Wisconsin Fair Trade Coalition Director Sachin Chheda used Mr. Coffee as an example in his presentation. When Mr. Coffee was based in Milwaukee, the company paid its employees $21 an hour. When it relocated to Mexico, workers were paid $2.36 an hour. When it moved to China, workers got 47 cents an hour, he said.
"These are all conscious choices," Chheda said.
Chheda said "unjust" trade practices can and must be stopped. He also said action is necessary to alter policies on fair trade, and elected officials who promise change must be held accountable in order to make an impact.
"These policy decisions will be at the hands of whomever we choose to elect on November 4th," said Becky Goossen, a SEAC member and senior in the College of Arts & Sciences. "So it would be wise for us to vote with these matters in mind."
Panelist Margaret Swedish, author of "Living Beyond The 'End of the World': A Spirituality of Hope," said policies need to change not only economically, but environmentally. Humans are living beyond the means that the earth has to support them, she said.
"We need to change how we live and do it very quickly," Swedish said, "because the earth is under a lot of stress."
Swedish said Americans are the largest group of consumers and waste producers.

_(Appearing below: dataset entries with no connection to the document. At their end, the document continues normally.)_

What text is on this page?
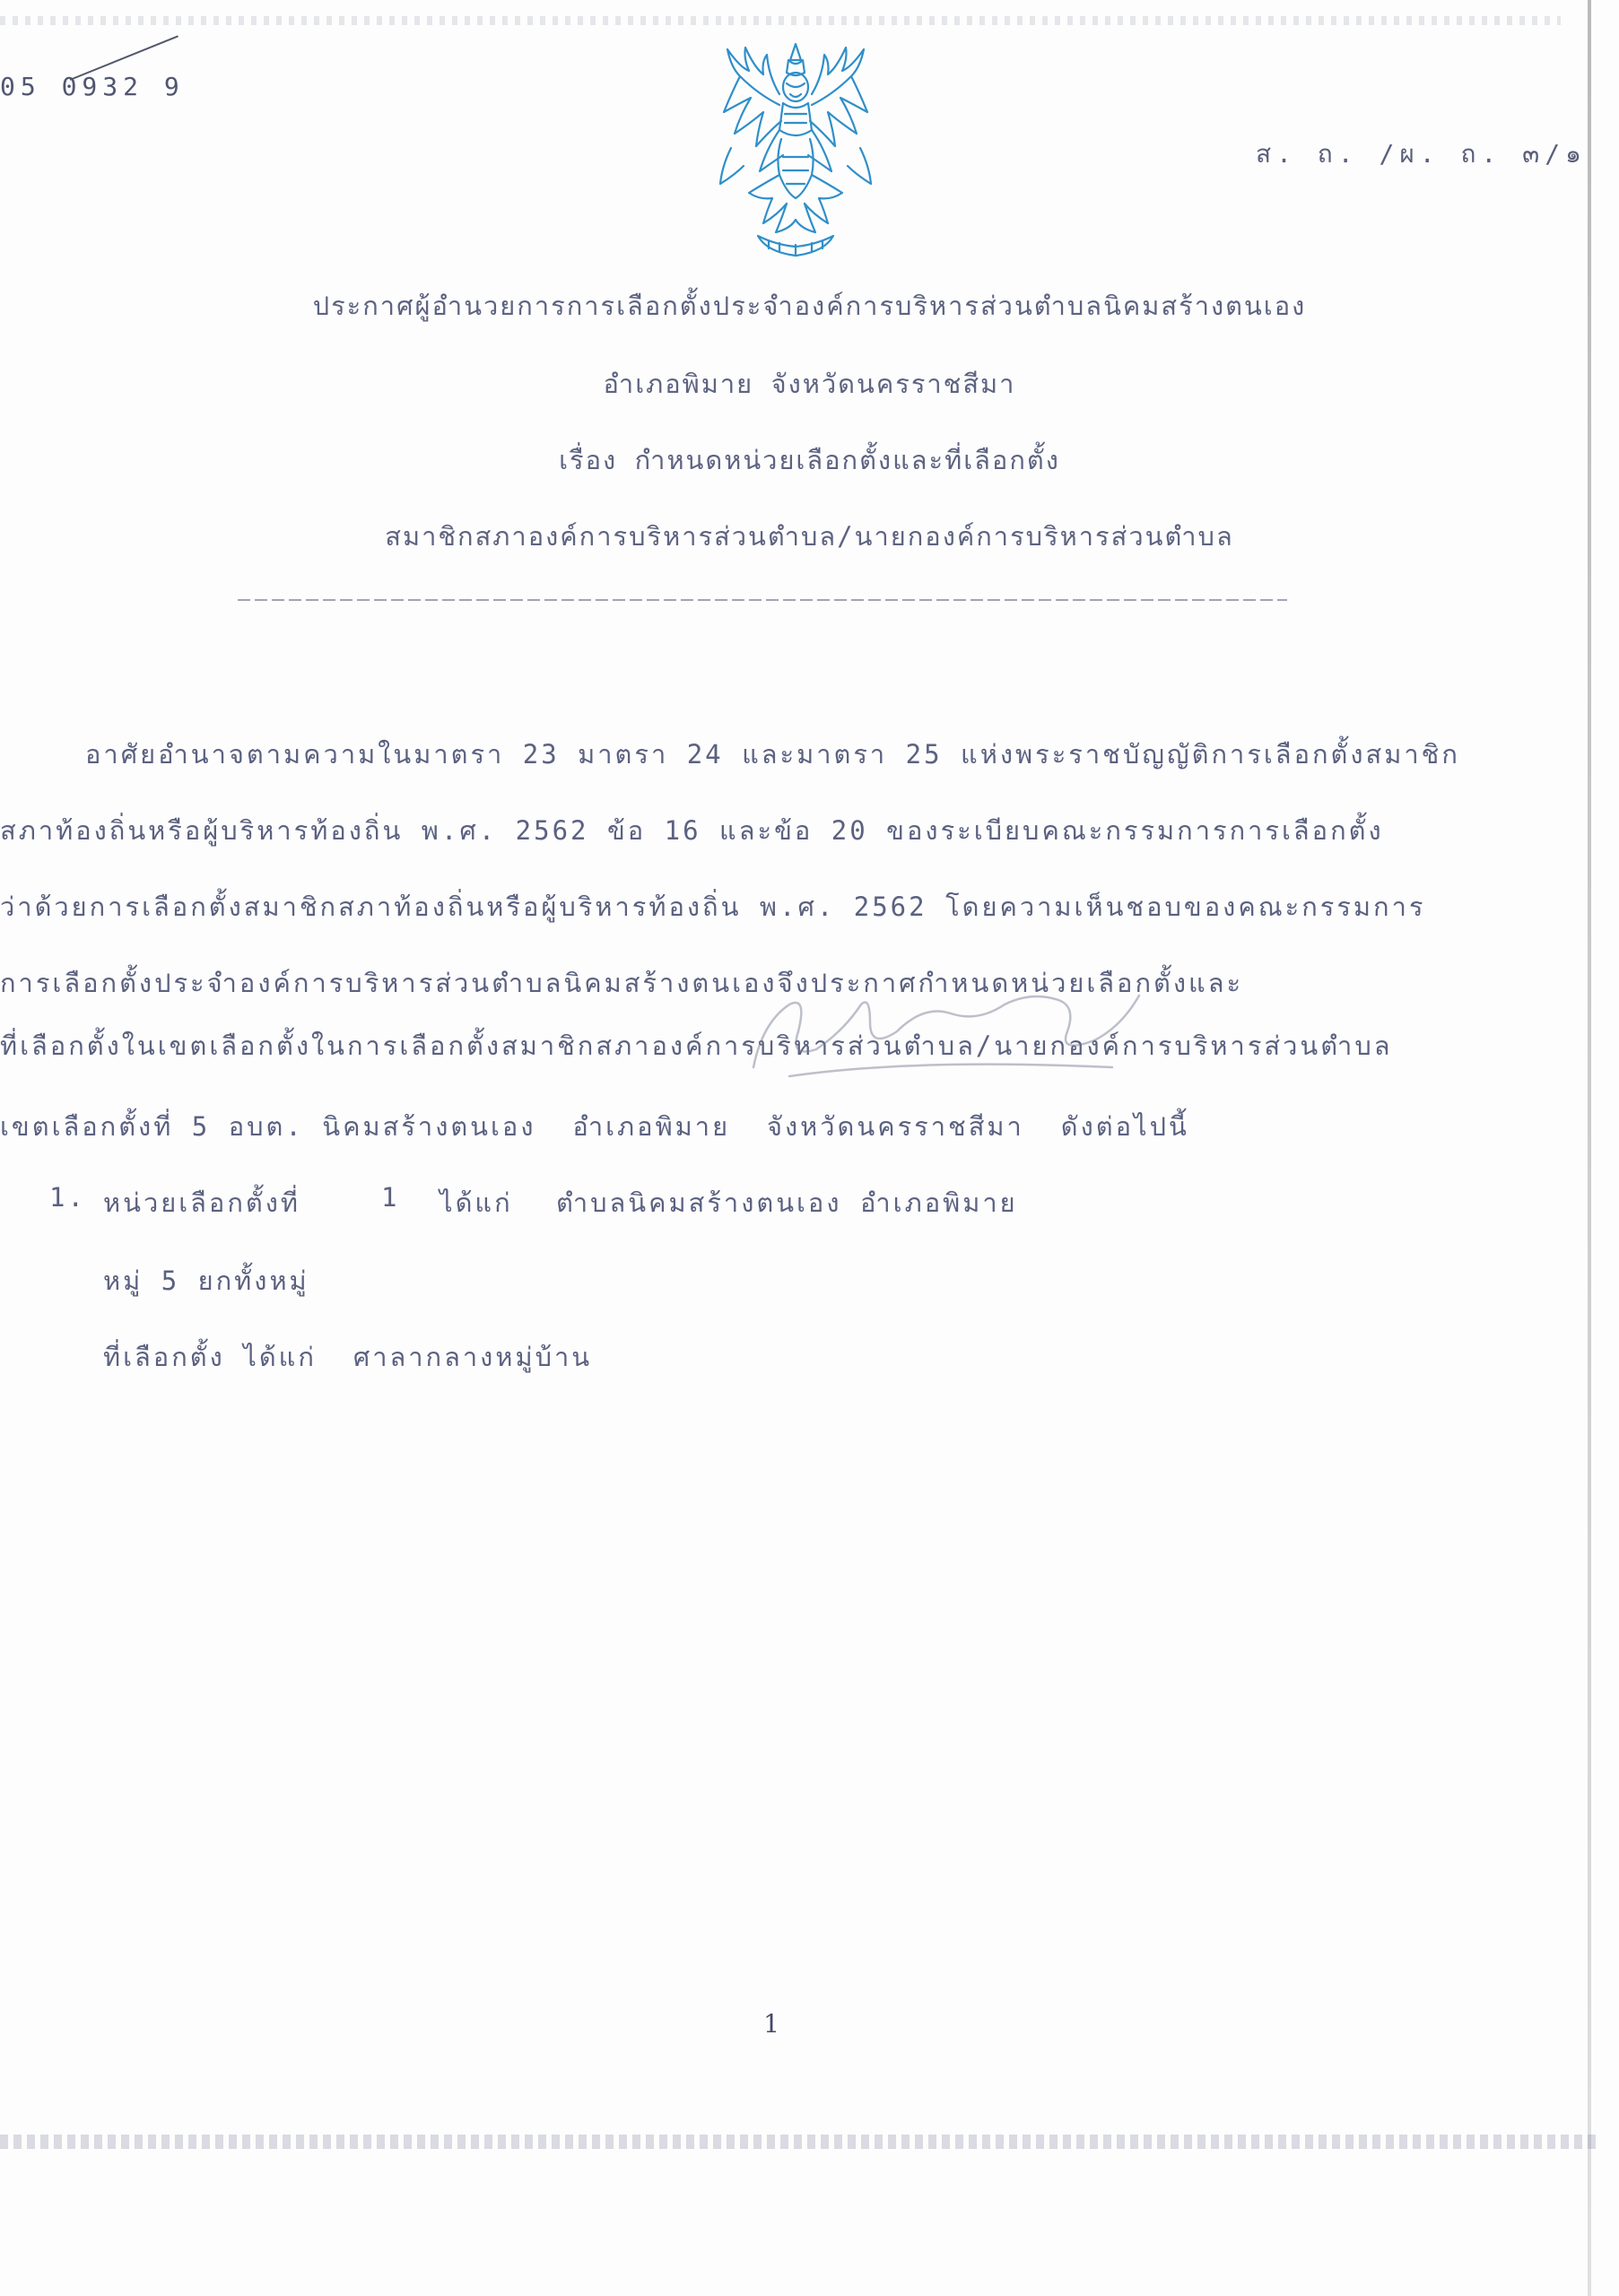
05 0932 9
ส. ถ. /ผ. ถ. ๓/๑
ประกาศผู้อำนวยการการเลือกตั้งประจำองค์การบริหารส่วนตำบลนิคมสร้างตนเอง
อำเภอพิมาย จังหวัดนครราชสีมา
เรื่อง กำหนดหน่วยเลือกตั้งและที่เลือกตั้ง
สมาชิกสภาองค์การบริหารส่วนตำบล/นายกองค์การบริหารส่วนตำบล
อาศัยอำนาจตามความในมาตรา 23 มาตรา 24 และมาตรา 25 แห่งพระราชบัญญัติการเลือกตั้งสมาชิก
สภาท้องถิ่นหรือผู้บริหารท้องถิ่น พ.ศ. 2562 ข้อ 16 และข้อ 20 ของระเบียบคณะกรรมการการเลือกตั้ง
ว่าด้วยการเลือกตั้งสมาชิกสภาท้องถิ่นหรือผู้บริหารท้องถิ่น พ.ศ. 2562 โดยความเห็นชอบของคณะกรรมการ
การเลือกตั้งประจำองค์การบริหารส่วนตำบลนิคมสร้างตนเองจึงประกาศกำหนดหน่วยเลือกตั้งและ
ที่เลือกตั้งในเขตเลือกตั้งในการเลือกตั้งสมาชิกสภาองค์การบริหารส่วนตำบล/นายกองค์การบริหารส่วนตำบล
เขตเลือกตั้งที่ 5 อบต. นิคมสร้างตนเอง  อำเภอพิมาย  จังหวัดนครราชสีมา  ดังต่อไปนี้
1. หน่วยเลือกตั้งที่	1 ได้แก่ ตำบลนิคมสร้างตนเอง อำเภอพิมาย
หมู่ 5 ยกทั้งหมู่
ที่เลือกตั้ง ได้แก่  ศาลากลางหมู่บ้าน
1
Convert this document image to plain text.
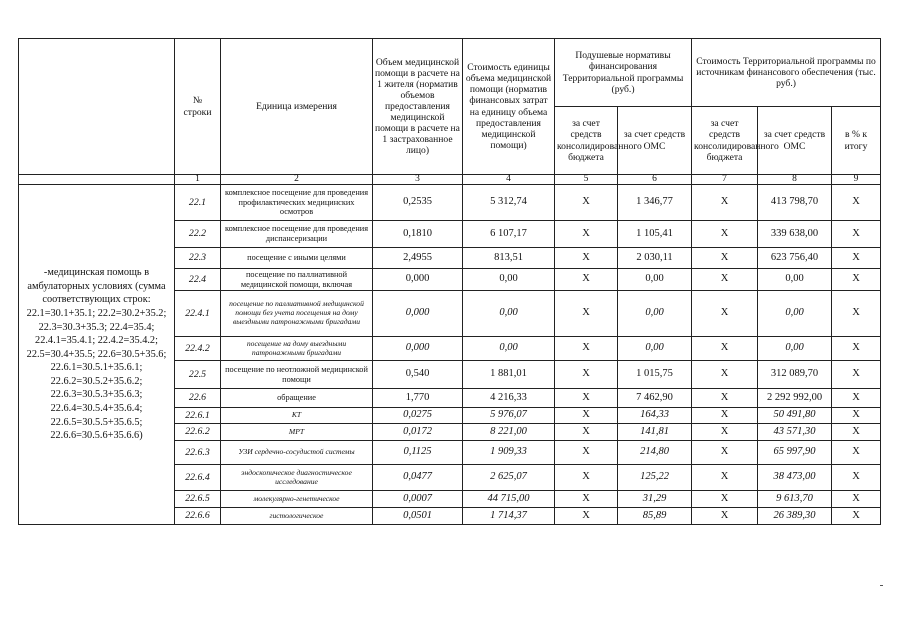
	№
строки	Единица измерения	Объем медицинской помощи в расчете на 1 жителя (норматив объемов предоставления медицинской помощи в расчете на 1 застрахованное лицо)	Стоимость единицы объема медицинской помощи (норматив финансовых затрат на единицу объема предоставления медицинской помощи)	Подушевые нормативы финансирования Территориальной программы (руб.)		Стоимость Территориальной программы по источникам финансового обеспечения (тыс. руб.)		
					за счет средств консолидированного бюджета	за счет средств ОМС	за счет средств консолидированного бюджета	за счет средств ОМС	в % к итогу
	1	2	3	4	5	6	7	8	9
-медицинская помощь в амбулаторных условиях (сумма соответствующих строк: 22.1=30.1+35.1; 22.2=30.2+35.2; 22.3=30.3+35.3; 22.4=35.4; 22.4.1=35.4.1; 22.4.2=35.4.2; 22.5=30.4+35.5; 22.6=30.5+35.6; 22.6.1=30.5.1+35.6.1; 22.6.2=30.5.2+35.6.2; 22.6.3=30.5.3+35.6.3; 22.6.4=30.5.4+35.6.4; 22.6.5=30.5.5+35.6.5; 22.6.6=30.5.6+35.6.6)	22.1	комплексное посещение для проведения профилактических медицинских осмотров	0,2535	5 312,74	X	1 346,77	X	413 798,70	X
	22.2	комплексное посещение для проведения диспансеризации	0,1810	6 107,17	X	1 105,41	X	339 638,00	X
	22.3	посещение с иными целями	2,4955	813,51	X	2 030,11	X	623 756,40	X
	22.4	посещение по паллиативной медицинской помощи, включая	0,000	0,00	X	0,00	X	0,00	X
	22.4.1	посещение по паллиативной медицинской помощи без учета посещения на дому выездными патронажными бригадами	0,000	0,00	X	0,00	X	0,00	X
	22.4.2	посещение на дому выездными патронажными бригадами	0,000	0,00	X	0,00	X	0,00	X
	22.5	посещение по неотложной медицинской помощи	0,540	1 881,01	X	1 015,75	X	312 089,70	X
	22.6	обращение	1,770	4 216,33	X	7 462,90	X	2 292 992,00	X
	22.6.1	КТ	0,0275	5 976,07	X	164,33	X	50 491,80	X
	22.6.2	МРТ	0,0172	8 221,00	X	141,81	X	43 571,30	X
	22.6.3	УЗИ сердечно-сосудистой системы	0,1125	1 909,33	X	214,80	X	65 997,90	X
	22.6.4	эндоскопическое диагностическое исследование	0,0477	2 625,07	X	125,22	X	38 473,00	X
	22.6.5	молекулярно-генетическое	0,0007	44 715,00	X	31,29	X	9 613,70	X
	22.6.6	гистологическое	0,0501	1 714,37	X	85,89	X	26 389,30	X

If everyone in the world had the ability to consume the way Americans do, then five or six planets would be necessary to sustain the earth's population, she said.
"It was very eye-opening to listen to the speakers," said Kait Sanford, a SEAC member and sophomore in the College of Engineering. "Our world is a finite resource, and if we don't live in a sustainable manner, our earth will continue to deteriorate."